Part 1: Why GLMs miss interactions

Part 1: Why GLMs miss interactions

Before touching any code, we need to be precise about what a GLM assumes and where that assumption breaks down.

The multiplicative GLM

A standard Poisson frequency GLM for UK motor insurance predicts:

μ_i = exposure_i × exp(α + β_area × area_i + β_vg × vg_i + β_age × age_i + ...)

This is a multiplicative model. The total risk for policy i is the product of the base rate with a factor for each rating variable. Young driver gets multiplied by 1.8. High vehicle group gets multiplied by 1.4. Young driver in a high vehicle group gets multiplied by 1.8 × 1.4 = 2.52.

That is what the GLM predicts. The actual multiplier for that combination — if it were a genuinely supermultiplicative interaction — might be 3.1. The GLM is undercharging that combination by 19%.

How interactions enter the data

An interaction term in a GLM looks like this:

μ_i = exposure_i × exp(... + β_age_vg × [age_band_i × vehicle_group_i] + ...)
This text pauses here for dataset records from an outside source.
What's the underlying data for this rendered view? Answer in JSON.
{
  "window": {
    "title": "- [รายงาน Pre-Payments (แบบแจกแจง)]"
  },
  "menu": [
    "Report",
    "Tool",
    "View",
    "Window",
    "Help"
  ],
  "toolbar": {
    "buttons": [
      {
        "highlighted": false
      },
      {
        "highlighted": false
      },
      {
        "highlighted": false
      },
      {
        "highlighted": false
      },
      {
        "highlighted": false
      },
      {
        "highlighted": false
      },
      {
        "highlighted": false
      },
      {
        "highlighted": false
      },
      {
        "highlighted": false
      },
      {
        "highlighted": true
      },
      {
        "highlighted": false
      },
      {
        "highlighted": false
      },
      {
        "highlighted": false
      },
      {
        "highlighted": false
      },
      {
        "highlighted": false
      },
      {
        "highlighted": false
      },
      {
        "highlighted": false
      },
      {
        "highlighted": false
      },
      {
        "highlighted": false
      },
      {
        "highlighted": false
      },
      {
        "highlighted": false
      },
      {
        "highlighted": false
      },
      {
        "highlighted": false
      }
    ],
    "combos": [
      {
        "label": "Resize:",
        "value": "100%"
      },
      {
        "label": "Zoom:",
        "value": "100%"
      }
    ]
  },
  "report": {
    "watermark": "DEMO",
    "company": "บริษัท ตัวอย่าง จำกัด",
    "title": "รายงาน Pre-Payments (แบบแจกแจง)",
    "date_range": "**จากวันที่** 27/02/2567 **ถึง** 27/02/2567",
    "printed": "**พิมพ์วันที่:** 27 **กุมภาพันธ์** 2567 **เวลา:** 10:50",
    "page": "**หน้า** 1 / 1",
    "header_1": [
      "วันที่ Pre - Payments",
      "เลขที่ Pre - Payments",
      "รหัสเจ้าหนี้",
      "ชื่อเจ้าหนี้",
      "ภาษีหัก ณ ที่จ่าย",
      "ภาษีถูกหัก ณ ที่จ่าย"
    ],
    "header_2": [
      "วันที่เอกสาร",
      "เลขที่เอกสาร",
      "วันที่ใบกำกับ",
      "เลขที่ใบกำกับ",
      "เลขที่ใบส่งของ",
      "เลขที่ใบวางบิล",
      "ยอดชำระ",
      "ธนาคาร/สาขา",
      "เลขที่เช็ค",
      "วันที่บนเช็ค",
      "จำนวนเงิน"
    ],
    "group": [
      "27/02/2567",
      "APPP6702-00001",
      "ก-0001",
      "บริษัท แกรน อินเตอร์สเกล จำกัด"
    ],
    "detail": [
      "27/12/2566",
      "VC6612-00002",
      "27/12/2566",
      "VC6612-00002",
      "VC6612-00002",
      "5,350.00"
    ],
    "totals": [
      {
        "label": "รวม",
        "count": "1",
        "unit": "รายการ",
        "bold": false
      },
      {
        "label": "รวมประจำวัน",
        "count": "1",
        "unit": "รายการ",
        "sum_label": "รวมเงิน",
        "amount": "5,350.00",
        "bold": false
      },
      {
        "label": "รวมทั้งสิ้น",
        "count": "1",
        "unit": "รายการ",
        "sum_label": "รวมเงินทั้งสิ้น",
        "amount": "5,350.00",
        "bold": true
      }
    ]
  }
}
For a categorical-by-categorical interaction with L_age age bands and L_vg vehicle groups, this adds (L_age - 1) × (L_vg - 1) parameters to the model. A 6-band age variable with a 50-group vehicle group variable adds 245 parameters. The GLM can represent the interaction exactly if the data supports it — but the parameter cost is high, and the GLM never learns the interaction unless you tell it to look for it.

This is the fundamental problem: a GLM will never spontaneously discover that age × vehicle group is important. You must add the interaction term explicitly. And to add it explicitly, you must first know to look for it.

Why manual 2D A/E plots miss interactions

The standard initial approach is to produce 2D actual-versus-expected plots: for each pair of factors (i, j), split the data by (i, j) cells, compute the ratio of observed claims to GLM-predicted claims within each cell, and look for systematic off-diagonal patterns.

This works for detecting the obvious interactions — young driver × high vehicle group produces a very clear pattern where the top-right corner of the 2D plot (high age risk, high vehicle group) has A/E ratios well above 100%.

It fails in two ways. First, it requires you to check all n(n-1)/2 pairs. With 12 rating factors, that is 66 plots. Actuaries selectively check the pairs they expect to be interesting. The unexpected ones are missed by construction.

Second, some interactions only manifest after controlling for other factors. An interaction between driver_age and annual_mileage might be invisible in the raw 2D plot because high-mileage young drivers cluster in urban areas (high area factor), and the area effect drowns out the age-mileage signal. The interaction is real but the marginal 2D plot does not show it.

The CANN + NID pipeline addresses both failures: it checks all pairs simultaneously, and it learns the interactions from the GLM's residuals (which already control for the main effects).